On Thursday, Brooks woke up at noon to text messages and tweets that surprised him.
Johnson, the same coach who ripped him in practices and games for not playing enough defense, had been fired following the team’s 14-14 start.
“It’s exciting in a way, to have the opportunity to start over,” Brooks said after scoring nine points in 20 minutes in the Nets’ 97-81 victory over the Charlotte Bobcats on Friday night, making a winner out of interim head coach P.J. Carlesimo in his debut.
“For whatever reason, me and Avery didn’t really mesh too well. He wasn’t playing me that much, but he taught me a lot, and I’m just going to take (what I learned) to P.J.”
Before Friday night’s game, Carlesimo brought Brooks, who averaged 12.6 points in 29.4 minutes in 56 games in 2011-12, to the side and told him he wanted him to be “a little bit more active on the defensive end and just be aggressive on the offensive end.”

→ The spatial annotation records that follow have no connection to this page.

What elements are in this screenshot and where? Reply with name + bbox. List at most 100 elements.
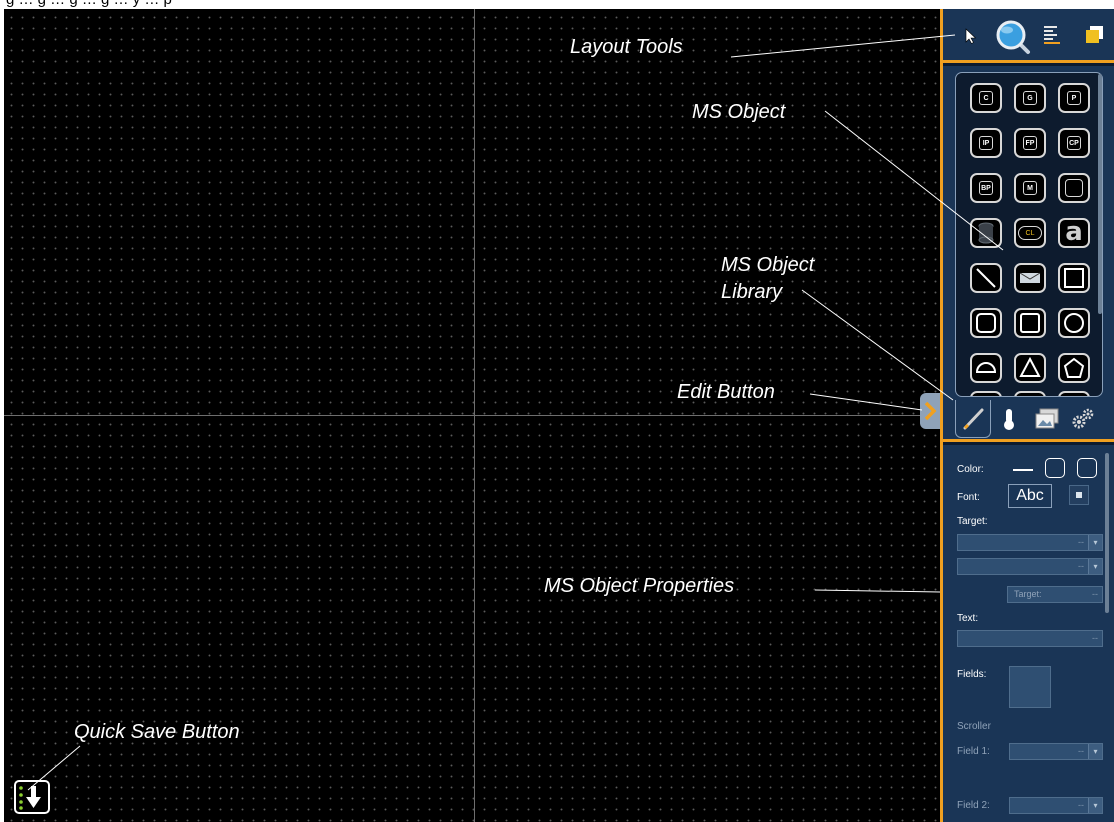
library-scrollbar[interactable] xyxy=(1098,74,1102,314)
alignment-dot-icon xyxy=(1076,492,1082,498)
object-image-button[interactable] xyxy=(1014,263,1046,293)
object-blank-button[interactable] xyxy=(1058,173,1090,203)
thermometer-tab-icon[interactable] xyxy=(991,400,1027,438)
object-focus-palette-button[interactable]: FP xyxy=(1014,128,1046,158)
empty-value: -- xyxy=(1092,589,1098,599)
object-cylinder-button[interactable] xyxy=(970,218,1002,248)
callout-ms-object: MS Object xyxy=(692,101,786,123)
object-partial-button[interactable] xyxy=(1014,391,1046,396)
sub-target-field[interactable]: Target: -- xyxy=(1007,586,1103,603)
field2-select[interactable]: -- ▾ xyxy=(1009,797,1103,814)
empty-value: -- xyxy=(1078,746,1084,756)
semicircle-icon xyxy=(975,362,997,373)
callout-layout-tools: Layout Tools xyxy=(570,36,683,58)
object-intensity-palette-button[interactable]: IP xyxy=(970,128,1002,158)
target-select[interactable]: -- ▾ xyxy=(957,558,1103,575)
rounded-rect-icon xyxy=(976,313,996,333)
object-rounded-rect-button[interactable] xyxy=(970,308,1002,338)
square-icon xyxy=(1064,268,1084,288)
quick-save-button[interactable] xyxy=(14,780,50,814)
object-label: BP xyxy=(979,181,993,195)
object-circle-button[interactable] xyxy=(1058,308,1090,338)
object-semicircle-button[interactable] xyxy=(970,353,1002,383)
object-rect-button[interactable] xyxy=(1014,308,1046,338)
text-input[interactable]: -- xyxy=(957,630,1103,647)
font-label: Font: xyxy=(957,492,980,503)
caption-strip: g … g … g … g … y … p xyxy=(0,0,1114,9)
edit-tab-icon[interactable] xyxy=(955,400,991,438)
object-text-button[interactable]: a xyxy=(1058,218,1090,248)
layers-icon[interactable] xyxy=(1083,23,1105,47)
object-macro-button[interactable]: M xyxy=(1014,173,1046,203)
images-tab-icon[interactable] xyxy=(1029,400,1065,438)
line-icon xyxy=(976,268,996,288)
chevron-down-icon: ▾ xyxy=(1088,798,1102,813)
field1-select[interactable]: -- ▾ xyxy=(1009,743,1103,760)
save-download-icon xyxy=(19,786,41,810)
fill-color-swatch[interactable] xyxy=(1077,458,1097,478)
sub-target-label: Target: xyxy=(1014,589,1042,599)
circle-icon xyxy=(1064,313,1084,333)
empty-value: -- xyxy=(1078,537,1084,547)
properties-scrollbar[interactable] xyxy=(1105,453,1109,613)
right-panel: C G P IP FP CP BP M CL a Color: Font: Ab… xyxy=(940,9,1114,822)
line-color-swatch[interactable] xyxy=(1013,469,1033,471)
layout-tools-bar xyxy=(943,9,1114,63)
callout-ms-object-library-line2: Library xyxy=(721,281,783,303)
image-icon xyxy=(1019,272,1041,283)
object-line-button[interactable] xyxy=(970,263,1002,293)
text-label: Text: xyxy=(957,613,979,624)
callout-ms-object-properties: MS Object Properties xyxy=(544,575,735,597)
object-channel-button[interactable]: C xyxy=(970,83,1002,113)
object-color-palette-button[interactable]: CP xyxy=(1058,128,1090,158)
callout-quick-save-button: Quick Save Button xyxy=(74,721,240,743)
object-label: FP xyxy=(1023,136,1037,150)
caption-fragment: g … g … g … g … y … p xyxy=(6,0,172,8)
callout-ms-object-library-line1: MS Object xyxy=(721,254,815,276)
callout-edit-button: Edit Button xyxy=(677,381,775,403)
chevron-right-icon xyxy=(924,401,937,421)
empty-value: -- xyxy=(1078,561,1084,571)
object-square-button[interactable] xyxy=(1058,263,1090,293)
fields-list[interactable] xyxy=(1009,666,1051,708)
magic-sheet-canvas[interactable] xyxy=(4,9,940,822)
ms-object-properties: Color: Font: Abc Target: -- ▾ -- ▾ Targe… xyxy=(943,445,1114,822)
magnifier-icon[interactable] xyxy=(995,19,1031,55)
target-label: Target: xyxy=(957,516,988,527)
field1-label: Field 1: xyxy=(957,746,990,757)
scroller-label: Scroller xyxy=(957,721,991,732)
align-lines-icon[interactable] xyxy=(1041,23,1063,47)
object-label: CP xyxy=(1067,136,1081,150)
object-partial-button[interactable] xyxy=(970,391,1002,396)
pointer-icon[interactable] xyxy=(963,25,979,47)
object-label: G xyxy=(1023,91,1037,105)
object-command-line-button[interactable]: CL xyxy=(1014,218,1046,248)
font-alignment-button[interactable] xyxy=(1069,485,1089,505)
object-preset-button[interactable]: P xyxy=(1058,83,1090,113)
object-label: C xyxy=(979,91,993,105)
object-partial-button[interactable] xyxy=(1058,391,1090,396)
object-label: M xyxy=(1023,181,1037,195)
fields-label: Fields: xyxy=(957,669,987,680)
field2-label: Field 2: xyxy=(957,800,990,811)
chevron-down-icon: ▾ xyxy=(1088,744,1102,759)
cylinder-icon xyxy=(978,222,994,244)
object-beam-palette-button[interactable]: BP xyxy=(970,173,1002,203)
target-type-select[interactable]: -- ▾ xyxy=(957,534,1103,551)
object-group-button[interactable]: G xyxy=(1014,83,1046,113)
border-color-swatch[interactable] xyxy=(1045,458,1065,478)
object-pentagon-button[interactable] xyxy=(1058,353,1090,383)
edit-button[interactable] xyxy=(920,393,940,429)
triangle-icon xyxy=(1019,357,1041,377)
empty-value: -- xyxy=(1078,800,1084,810)
canvas-divider-horizontal xyxy=(4,415,940,416)
color-label: Color: xyxy=(957,464,984,475)
font-sample-button[interactable]: Abc xyxy=(1008,484,1052,508)
object-triangle-button[interactable] xyxy=(1014,353,1046,383)
object-label: IP xyxy=(979,136,993,150)
chevron-down-icon: ▾ xyxy=(1088,535,1102,550)
text-object-glyph: a xyxy=(1065,216,1083,247)
blank-square-icon xyxy=(1065,179,1083,197)
gears-tab-icon[interactable] xyxy=(1065,400,1101,438)
chevron-down-icon: ▾ xyxy=(1088,559,1102,574)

Brooks did just that, also finishing with three rebounds, two assists, a block and a steal.
Still, he was rusty -- finishing 3-for-8 from the field, 3-for-6 from the free-throw stripe -- and, as he made abundantly clear, he isn’t in gameshape yet.
“Hell no!” Brooks replied. “I haven’t played basketball in a month. Everything’s faster, and that’s not my game. I like to play at my own pace.”
As for his role going forward, Brooks said, “I’m not even sure, honestly. When I get my opportunity, I’m just going to try and play well.
“If it was up to me, I’d play all 48 (minutes).”